Drive a message. Regardless of whether he chooses to fight or negotiate, Obama needs to pick a message and stick with it. Virtually since the moment he entered office, Obama’s team has been buffeted by major events that required immediate attention, ranging from the impending economic collapse to the Arab Spring to the debt-ceiling deadline.
That’s prevented the White House from sticking with a single, consistent theme -- even Democrats joke about the number of times the White House has said it is "pivoting" to focus on jobs. Again, the jobs bill provides an opportunity to repeat a mantra. Obama is already repeating his “Pass this bill” line continuously. He needs to do it even more often. “Repeat ‘Pass this jobs bill’ 50 times a day until the election,” one leading Democrat advised.
And the message should fire up the base. As Obama tacks toward the middle, he is giving Democrats a chance to snipe from the margins. That feeds a media hungry for evidence of a party in chaos. Privately, even some Obama campaign advisers say the candidate needs to spend more time repairing a damaged relationship with the party’s two bases – the one on Capitol Hill that can actually pass Obama’s agenda, and the one outside the Beltway that will get him reelected. “You can get lots of independents by standing for what you believe,” the leading Democrat said.
Blame Bush. Facts, as they say, are stubborn things. And the fact is, the economic downturn began under George W. Bush. While the stimulus package has not dragged the economy out of the great recession, and while most economists believe the jobs bill wouldn’t provide a terminal solution either, some Democrats still believe there is candy in the Bush pinata.
“The White House or the president’s campaign needs to establish a narrative for the vast majority of the country that’s in the middle of the ideological spectrum that explains how we got into our current economic situation,” said one adviser to a Democratic Senate candidate. “It is completely reasonable for the head of one of the two major political parties to make the case for why the other party’s positions significantly contributed to our taking the wrong turn. In other words, it isn’t some historical accident that our economy is as fragile as it is today.”
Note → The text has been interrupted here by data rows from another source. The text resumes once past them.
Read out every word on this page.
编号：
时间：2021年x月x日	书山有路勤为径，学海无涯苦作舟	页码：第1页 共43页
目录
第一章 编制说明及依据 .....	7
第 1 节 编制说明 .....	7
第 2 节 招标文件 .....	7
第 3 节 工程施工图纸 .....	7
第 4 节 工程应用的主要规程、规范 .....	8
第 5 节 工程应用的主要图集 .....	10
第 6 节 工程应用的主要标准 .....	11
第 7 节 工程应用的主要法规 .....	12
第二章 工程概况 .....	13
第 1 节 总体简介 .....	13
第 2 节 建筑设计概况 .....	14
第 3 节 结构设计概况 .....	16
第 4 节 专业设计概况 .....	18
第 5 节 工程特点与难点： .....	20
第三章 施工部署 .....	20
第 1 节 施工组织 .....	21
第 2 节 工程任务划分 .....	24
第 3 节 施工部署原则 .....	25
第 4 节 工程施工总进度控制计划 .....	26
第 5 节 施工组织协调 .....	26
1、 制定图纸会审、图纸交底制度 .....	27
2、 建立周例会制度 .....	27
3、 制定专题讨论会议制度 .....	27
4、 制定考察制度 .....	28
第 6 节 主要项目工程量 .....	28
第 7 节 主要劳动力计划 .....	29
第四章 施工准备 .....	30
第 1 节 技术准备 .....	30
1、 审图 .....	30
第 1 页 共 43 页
Republicans scoff at the notion of blaming Bush, and the White House has not helped itself by admitting, on many occasions, that they own the economy. But polls show a significant slice of the American electorate still blame Bush. (The latest: An NBC/Wall Street Journal poll, released last week, that shows 53 percent of voters, and 54 percent of independents, blame Bush, while just 27 percent of independents and 32 percent of voters overall blame Obama.) The White House has yet to aggressively tell those voters what they already believe.
Clean house. In an editorial for CNN, James Carville had some blunt advice for the president: “Fire somebody. No -- fire a lot of people.” A big slice of the Democratic establishment, both on and off Capitol Hill, agree.
Democrats and the media regularly slammed Bush for relying too heavily on a small, rigid inner circle. Obama does the same. A major staff turnover after the midterm elections brought in new faces, but the overhaul traded one Chicagoland insider, Emanuel, for another, Bill Daley. Now Daley is taking flak, with critics both inside and outside the White House wondering whether he is the competent manager with a spine of steel he was billed as.
To broaden his circle of advisers, Obama needs to “bring in some people who are outside his comfort zone, people who aren’t just from Chicago and who didn't work in his last campaign,” said a former Democratic member of Congress. “One of the most outrageous and short-sighted things this administration has done is to ban everyone who is a registered lobbyist from serving on a government board or commission (even in a non-paid capacity). There are dozens of former Democratic congressmen (who are registered lobbyists) who would love to help the administration but who are precluded from doing so by this dumb policy.”
Talk less, listen more. Running for reelection in 1996, Bill Clinton spent countless hours in roundtable settings, listening to regular Americans tell their own stories. "It bored the hell out of everyone, me included," joked former Clinton press secretary Mike McCurry in an e-mail. But it worked: The roundtables gave Clinton anecdotes to weave into his stump speech, moments that indicated he was listening to voters and understood their concerns.
McCurry advised Obama to take a page from the Clinton playbook. “Make a part of every event you do a ‘listening’ roundtable for the president with real people who have real stories,” he said. “The press won’t cover it but it is about putting the president in a place to hear stories that he can remember and retell himself, and it is also about showing that he cares for people and takes the time to listen to what they have to say. He needs to speak less and listen more.”